评估大型语言模型在行级漏洞定位中的性能 (Evaluating Large Language Models for Line-Level Vulnerability Localization)

Recently, Automated Vulnerability Localization (AVL) has attracted growing attention, aiming to facilitate diagnosis by pinpointing the specific lines of code responsible for vulnerabilities. Large Language Models (LLMs) have shown potential in various domains, yet their effectiveness in line-level vulnerability localization remains underexplored. In this work, we present the first comprehensive empirical evaluation of LLMs for AVL. Our study examines 19 leading LLMs suitable for code analysis, including ChatGPT and multiple open-source models, spanning encoder-only, encoder-decoder, and decoder-only architectures, with model sizes from 60M to 70B parameters. We evaluate three paradigms including few-shot prompting, discriminative fine-tuning, and generative fine-tuning with and without Low-Rank Adaptation (LoRA), on both a BigVul-derived dataset for C/C++ and a smart contract vulnerability dataset.} Our results show that discriminative fine-tuning achieves substantial performance gains over existing learning-based AVL methods when sufficient training data is available.
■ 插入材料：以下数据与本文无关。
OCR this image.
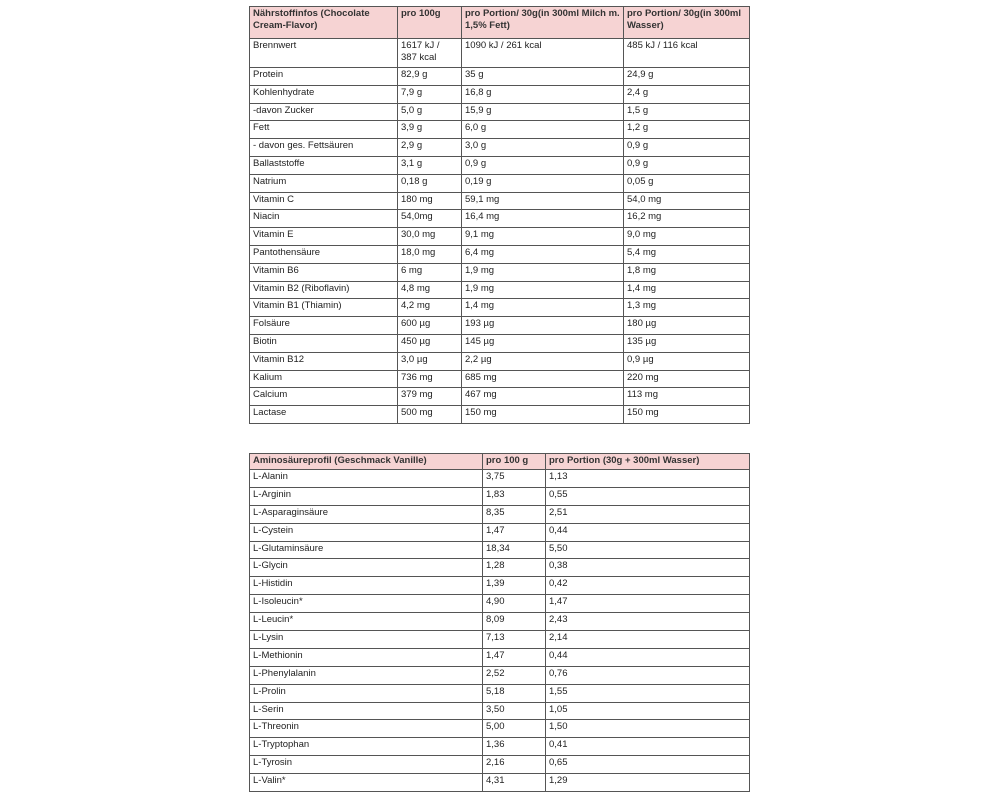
Nährstoffinfos (Chocolate Cream-Flavor)	pro 100g	pro Portion/ 30g(in 300ml Milch m. 1,5% Fett)	pro Portion/ 30g(in 300ml Wasser)
Brennwert	1617 kJ / 387 kcal	1090 kJ / 261 kcal	485 kJ / 116 kcal
Protein	82,9 g	35 g	24,9 g
Kohlenhydrate	7,9 g	16,8 g	2,4 g
-davon Zucker	5,0 g	15,9 g	1,5 g
Fett	3,9 g	6,0 g	1,2 g
- davon ges. Fettsäuren	2,9 g	3,0 g	0,9 g
Ballaststoffe	3,1 g	0,9 g	0,9 g
Natrium	0,18 g	0,19 g	0,05 g
Vitamin C	180 mg	59,1 mg	54,0 mg
Niacin	54,0mg	16,4 mg	16,2 mg
Vitamin E	30,0 mg	9,1 mg	9,0 mg
Pantothensäure	18,0 mg	6,4 mg	5,4 mg
Vitamin B6	6 mg	1,9 mg	1,8 mg
Vitamin B2 (Riboflavin)	4,8 mg	1,9 mg	1,4 mg
Vitamin B1 (Thiamin)	4,2 mg	1,4 mg	1,3 mg
Folsäure	600 µg	193 µg	180 µg
Biotin	450 µg	145 µg	135 µg
Vitamin B12	3,0 µg	2,2 µg	0,9 µg
Kalium	736 mg	685 mg	220 mg
Calcium	379 mg	467 mg	113 mg
Lactase	500 mg	150 mg	150 mg
Aminosäureprofil (Geschmack Vanille)	pro 100 g	pro Portion (30g + 300ml Wasser)
L-Alanin	3,75	1,13
L-Arginin	1,83	0,55
L-Asparaginsäure	8,35	2,51
L-Cystein	1,47	0,44
L-Glutaminsäure	18,34	5,50
L-Glycin	1,28	0,38
L-Histidin	1,39	0,42
L-Isoleucin*	4,90	1,47
L-Leucin*	8,09	2,43
L-Lysin	7,13	2,14
L-Methionin	1,47	0,44
L-Phenylalanin	2,52	0,76
L-Prolin	5,18	1,55
L-Serin	3,50	1,05
L-Threonin	5,00	1,50
L-Tryptophan	1,36	0,41
L-Tyrosin	2,16	0,65
L-Valin*	4,31	1,29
In low-data settings, prompting advanced LLMs such as ChatGPT proves more effective. We also identify challenges related to input length and unidirectional context during fine-tuning, and propose two remedial strategies: a sliding window approach and right-forward embedding, both of which yield significant improvements. Moreover, we provide the first assessment of LLM generalizability in AVL, showing that certain models can transfer effectively across Common Weakness Enumerations (CWEs) and projects. However, performance degrades notably for newly discovered vulnerabilities containing unfamiliar lexical or structural patterns, underscoring the need for continual adaptation.

翻译：近年来，自动化漏洞定位技术日益受到关注，其目标是通过精确定位导致漏洞的特定代码行来辅助诊断。大型语言模型已在多个领域展现出潜力，但其在行级漏洞定位任务中的有效性尚未得到充分探索。本研究首次对LLM在AVL任务中的表现进行了全面实证评估。我们考察了19种适用于代码分析的领先LLM，包括ChatGPT和多种开源模型，涵盖仅编码器、编码器-解码器和仅解码器架构，模型参数量从6000万到700亿不等。我们在基于BigVul的C/C++数据集和智能合约漏洞数据集上，评估了少样本提示、判别式微调以及结合/不结合低秩自适应技术的生成式微调三种范式。实验结果表明：当训练数据充足时，判别式微调相较于现有基于学习的AVL方法能获得显著的性能提升；在低数据场景下，对ChatGPT等先进LLM进行提示工程更为有效。同时，我们发现了微调过程中输入长度限制和单向上下文带来的挑战，并提出滑动窗口方法和右向前向嵌入两种改进策略，均实现了显著性能提升。此外，我们首次评估了LLM在AVL任务中的泛化能力，发现某些模型能够有效跨CWE类别和项目进行迁移。然而，对于包含陌生词汇或结构模式的新发现漏洞，模型性能会出现明显下降，这凸显了持续自适应的重要性。